ABSTRACT

In many respects, the contributions of Judaism and Jewish philosophers to the philosophy of religion parallel the contributions made by Christianity and Islam. The concepts and problems addressed by thinkers in the three religions are largely identical: for example, the existence of God, the problem of evil, foreknowledge and free will, the status of divine command morality, creation, and providence. Furthermore, the responses promulgated by Jewish philosophers often converge with responses propounded by Muslim and Christian counterparts. This is hardly surprising, since in the tenth through twelfth centuries it was exposure to Islamic thought that gave rise to the whole Jewish enterprise, and subsequently, in the later Middle Ages, Christian scholasticism exerted signi cant impact on Jewish philosophy (Berger 1997; Rudavsky 2003).

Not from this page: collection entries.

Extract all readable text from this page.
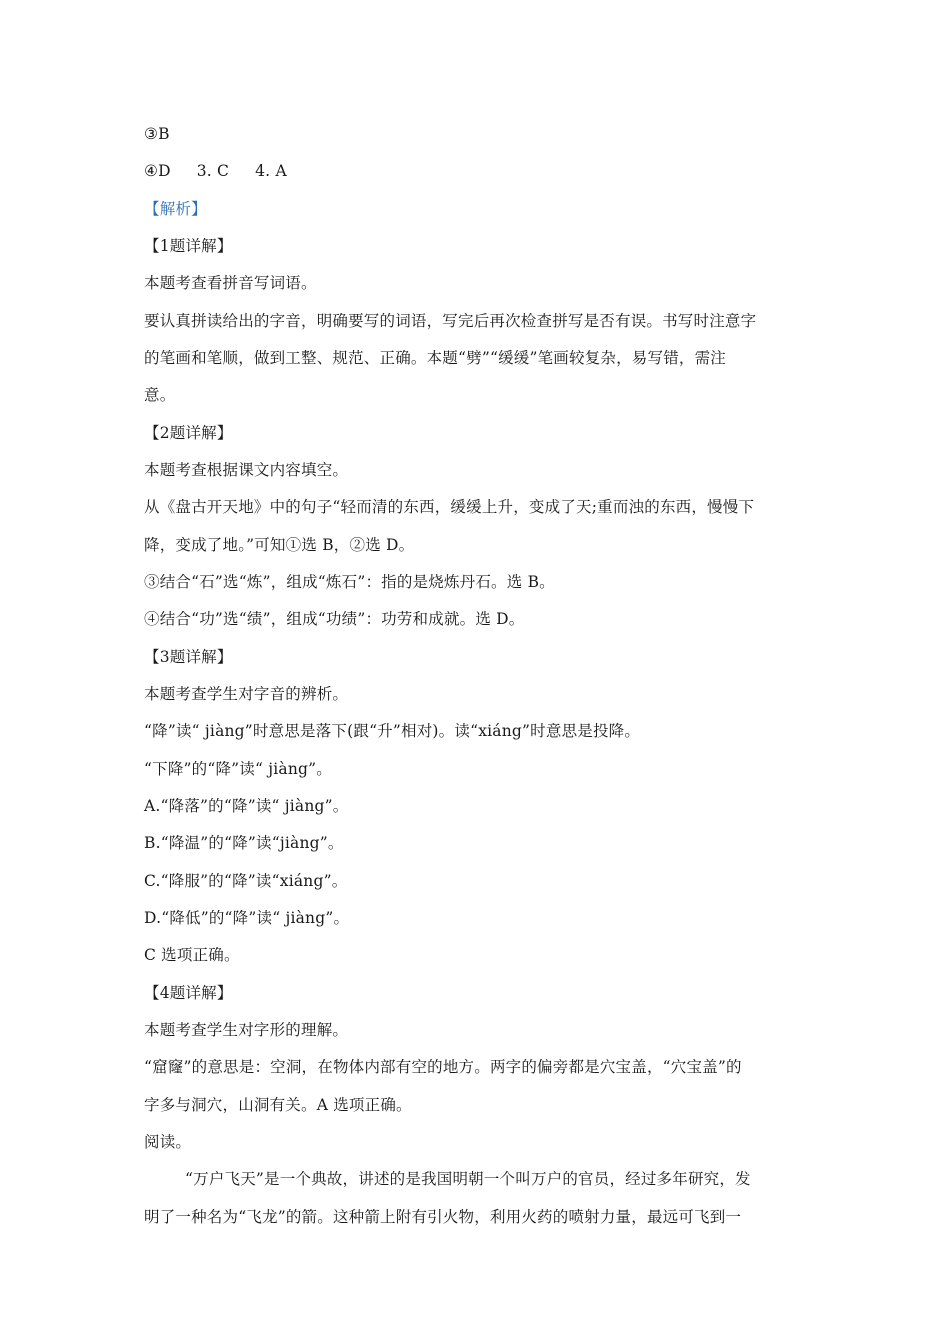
③B
④D 3. C 4. A
【解析】
【1题详解】
本题考查看拼音写词语。
要认真拼读给出的字音，明确要写的词语，写完后再次检查拼写是否有误。书写时注意字
的笔画和笔顺，做到工整、规范、正确。本题“劈”“缓缓”笔画较复杂，易写错，需注
意。
【2题详解】
本题考查根据课文内容填空。
从《盘古开天地》中的句子“轻而清的东西，缓缓上升，变成了天;重而浊的东西，慢慢下
降，变成了地。”可知①选 B，②选 D。
③结合“石”选“炼”，组成“炼石”：指的是烧炼丹石。选 B。
④结合“功”选“绩”，组成“功绩”：功劳和成就。选 D。
【3题详解】
本题考查学生对字音的辨析。
“降”读“ jiàng”时意思是落下(跟“升”相对)。读“xiáng”时意思是投降。
“下降”的“降”读“ jiàng”。
A.“降落”的“降”读“ jiàng”。
B.“降温”的“降”读“jiàng”。
C.“降服”的“降”读“xiáng”。
D.“降低”的“降”读“ jiàng”。
C 选项正确。
【4题详解】
本题考查学生对字形的理解。
“窟窿”的意思是：空洞，在物体内部有空的地方。两字的偏旁都是穴宝盖，“穴宝盖”的
字多与洞穴，山洞有关。A 选项正确。
阅读。
“万户飞天”是一个典故，讲述的是我国明朝一个叫万户的官员，经过多年研究，发
明了一种名为“飞龙”的箭。这种箭上附有引火物，利用火药的喷射力量，最远可飞到一
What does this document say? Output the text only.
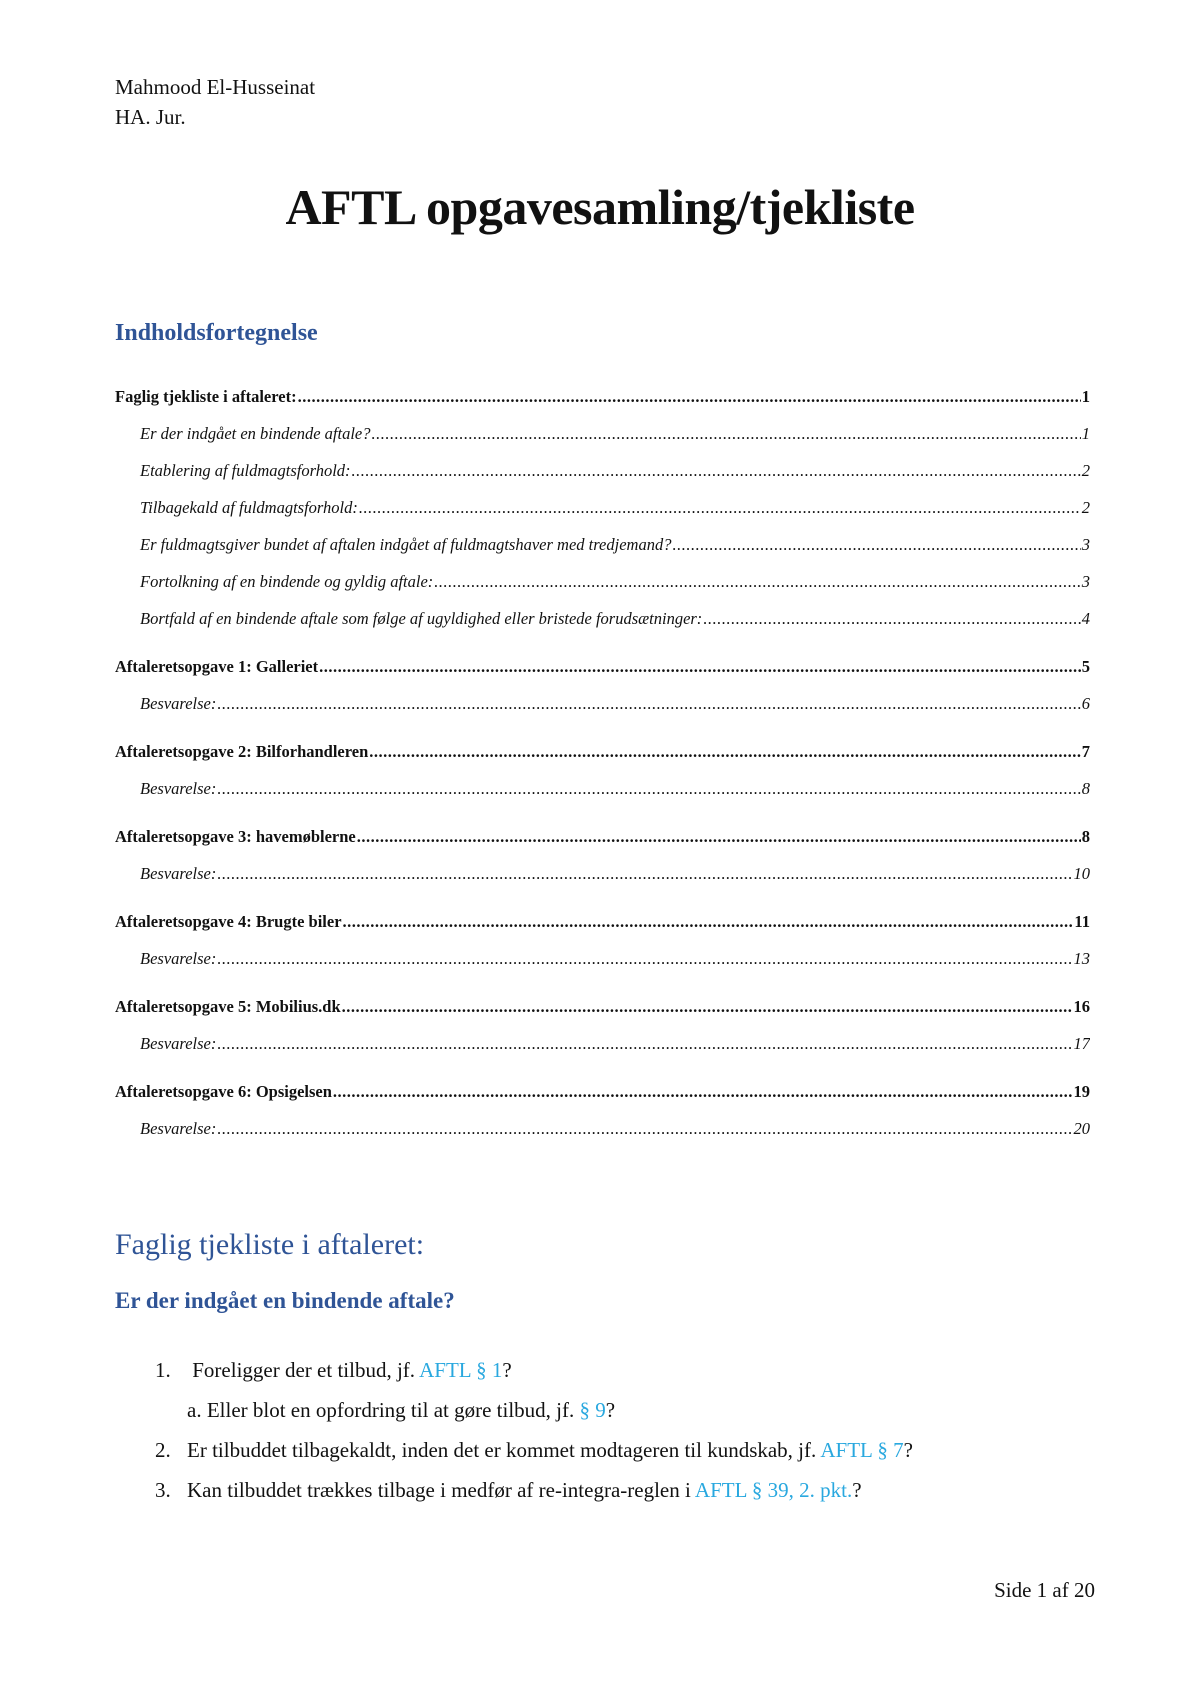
Mahmood El-Husseinat
HA. Jur.
AFTL opgavesamling/tjekliste
Indholdsfortegnelse
Faglig tjekliste i aftaleret: .....	1
Er der indgået en bindende aftale? .....	1
Etablering af fuldmagtsforhold: .....	2
Tilbagekald af fuldmagtsforhold: .....	2
Er fuldmagtsgiver bundet af aftalen indgået af fuldmagtshaver med tredjemand? .....	3
Fortolkning af en bindende og gyldig aftale: .....	3
Bortfald af en bindende aftale som følge af ugyldighed eller bristede forudsætninger: .....	4
Aftaleretsopgave 1: Galleriet .....	5
Besvarelse: .....	6
Aftaleretsopgave 2: Bilforhandleren .....	7
Besvarelse: .....	8
Aftaleretsopgave 3: havemøblerne .....	8
Besvarelse: .....	10
Aftaleretsopgave 4: Brugte biler .....	11
Besvarelse: .....	13
Aftaleretsopgave 5: Mobilius.dk .....	16
Besvarelse: .....	17
Aftaleretsopgave 6: Opsigelsen .....	19
Besvarelse: .....	20
Faglig tjekliste i aftaleret:
Er der indgået en bindende aftale?
1. Foreligger der et tilbud, jf. AFTL § 1?
a. Eller blot en opfordring til at gøre tilbud, jf. § 9?
2. Er tilbuddet tilbagekaldt, inden det er kommet modtageren til kundskab, jf. AFTL § 7?
3. Kan tilbuddet trækkes tilbage i medfør af re-integra-reglen i AFTL § 39, 2. pkt.?
Side 1 af 20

Yet, despite the overlap just described, ancient Jewish texts and later Jewish philosophers sometimes contributed incisive ideas, arguments, and approaches that advance discussion and which it would be unfair to label redundant. In addition, certain issues that Jewish philosophers addressed, primarily in the modern period – for example, the meaning of ‘chosenness,’ the bindingness of Sinaitic imperatives, Jewish identity, and Zionism – were endemic to Jewish thought. Notwithstanding the salience in modern times of these more particularistic topics, in what follows the emphasis is on a highly select group of issues that occupy a place in all the theistic religions and are the stuff of analytic philosophy of religion.